Wednesday, October 17, 2012

Wounded soldier walks again without prosthetics

Specialist Christopher Burke served with his dad as a soldier in Operation Iraqi Freedom and Operation New Dawn, but his catastrophic injuries didn’t come on the battlefield. Instead he was immediately paralyzed from a sporting accident at home.

On a mid-tour break, he did a back flip while doing gymnastics that propelled him head forward inside the foam pit. The top of his head collided with the concrete wall inside the foam pit splitting his head open and paralyzing him by bursting his sixth cervical vertebra.

He is a survivor of a C-6 injury, a traumatic brain injury, and Brown-Sequard Syndrome, a rare incomplete lesion to one side of the spinal cord that results in impaired or loss of movement to the injured side.

A neurosurgeon told him he would never walk again without full prosthetics, but several months later he was walking short distances with only a cane. And two years later he was walking without any help. Lynda Burke, his mom, shared this inspiring story about her oldest son with brainandspinalcord.org.

“I believe that the spinal cord area along with the body as a whole is still a mystery and that what works for one person may not work for another,” Lynda wrote in an Oct. 4 email where she was asked her feelings about hope for recovery from spinal cord injuries.

When asked what the key was to her son’s recovery, she wrote: “Fighting every day to make something work, to make something move, to stay healthy and strong.”

Mindset was a critical part of this fight. “I believe the patients mental outlook has the most to do with them recovering, I say this because my son did not want to spend the rest of his life in a wheelchair, and thus he pushed himself every day and every moment to try to get something to move. We did not wait for therapy to come work with him, I stretched his hands, arms, legs and feet several times during the day . . . and he mentally knew he did not want to spend his whole life in a wheelchair.”

Lynda added: “Christopher’s hand therapist wrote his hand off in December 2010, but we were not happy with that, both of us refused to give up, and we continued to try to stimulate that hand and although it is still not back a 100 percent to what it was before his injury and may never be, he has more use of his hand than the therapist thought he would ever get and can hold a cup in it now.”

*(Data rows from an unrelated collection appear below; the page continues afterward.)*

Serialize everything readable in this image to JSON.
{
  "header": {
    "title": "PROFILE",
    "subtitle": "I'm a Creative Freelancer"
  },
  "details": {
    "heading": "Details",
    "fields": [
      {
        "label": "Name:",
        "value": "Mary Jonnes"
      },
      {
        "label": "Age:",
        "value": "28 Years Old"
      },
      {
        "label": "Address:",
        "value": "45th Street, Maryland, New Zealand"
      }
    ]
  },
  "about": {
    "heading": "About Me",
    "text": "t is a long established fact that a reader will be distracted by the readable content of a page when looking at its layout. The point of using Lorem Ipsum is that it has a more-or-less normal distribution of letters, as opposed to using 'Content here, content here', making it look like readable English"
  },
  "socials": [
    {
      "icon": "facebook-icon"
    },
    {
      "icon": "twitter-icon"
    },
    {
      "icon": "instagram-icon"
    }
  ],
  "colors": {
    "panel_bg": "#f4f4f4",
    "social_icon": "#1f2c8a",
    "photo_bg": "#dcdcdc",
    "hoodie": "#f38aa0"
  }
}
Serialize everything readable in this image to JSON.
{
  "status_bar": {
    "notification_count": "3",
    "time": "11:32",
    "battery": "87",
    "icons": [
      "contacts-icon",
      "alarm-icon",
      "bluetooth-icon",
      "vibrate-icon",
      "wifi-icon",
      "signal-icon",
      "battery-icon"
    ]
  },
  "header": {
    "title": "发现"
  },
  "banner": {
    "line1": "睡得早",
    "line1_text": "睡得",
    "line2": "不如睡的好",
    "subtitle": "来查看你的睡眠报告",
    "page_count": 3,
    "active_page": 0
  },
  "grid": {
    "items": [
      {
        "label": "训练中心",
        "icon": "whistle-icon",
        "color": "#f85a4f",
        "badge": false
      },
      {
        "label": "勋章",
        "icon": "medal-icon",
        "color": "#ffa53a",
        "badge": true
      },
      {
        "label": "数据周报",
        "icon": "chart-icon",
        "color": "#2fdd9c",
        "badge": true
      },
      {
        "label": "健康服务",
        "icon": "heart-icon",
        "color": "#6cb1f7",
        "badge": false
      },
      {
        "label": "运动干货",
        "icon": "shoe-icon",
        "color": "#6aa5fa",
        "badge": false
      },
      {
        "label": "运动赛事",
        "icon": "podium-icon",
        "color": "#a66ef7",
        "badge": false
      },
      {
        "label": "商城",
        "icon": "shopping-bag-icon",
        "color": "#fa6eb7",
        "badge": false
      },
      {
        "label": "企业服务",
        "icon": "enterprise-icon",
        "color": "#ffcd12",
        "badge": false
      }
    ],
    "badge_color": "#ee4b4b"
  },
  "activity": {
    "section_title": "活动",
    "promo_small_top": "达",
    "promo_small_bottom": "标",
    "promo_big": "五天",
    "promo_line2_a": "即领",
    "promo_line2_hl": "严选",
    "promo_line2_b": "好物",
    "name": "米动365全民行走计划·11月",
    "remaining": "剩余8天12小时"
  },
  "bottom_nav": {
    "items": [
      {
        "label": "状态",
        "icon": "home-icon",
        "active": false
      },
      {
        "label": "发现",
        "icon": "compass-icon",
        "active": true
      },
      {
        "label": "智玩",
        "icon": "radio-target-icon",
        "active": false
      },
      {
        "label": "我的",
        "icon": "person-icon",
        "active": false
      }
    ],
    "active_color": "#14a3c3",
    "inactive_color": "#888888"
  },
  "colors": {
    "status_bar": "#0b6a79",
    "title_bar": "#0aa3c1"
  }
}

Christopher got his rehabilitation therapy on base at Fort Riley, KS. His therapy included pool therapy, twice a week, physical therapy, three times per week, occupational therapy, twice a week, and hand therapy, three times per week then twice per week until December when hand therapy ended.

He was in the U.S. Army since Aug. 2007, and he was medically discharged in May 2012. Since he’s been out of the Army he has moved to California with plans of beginning college this coming year at California State University, Northridge. In the meantime, he continues to rebuild the physical strength he lost from his injuries through physical therapy exercises to strengthen his left leg and work with flexibility and range of motion in his left hand. When asked how he’s doing today, Lynda wrote: “Amazingly well. He is walking full time now which is a true miracle. He still has bad days, but all in all he is doing wonderful.”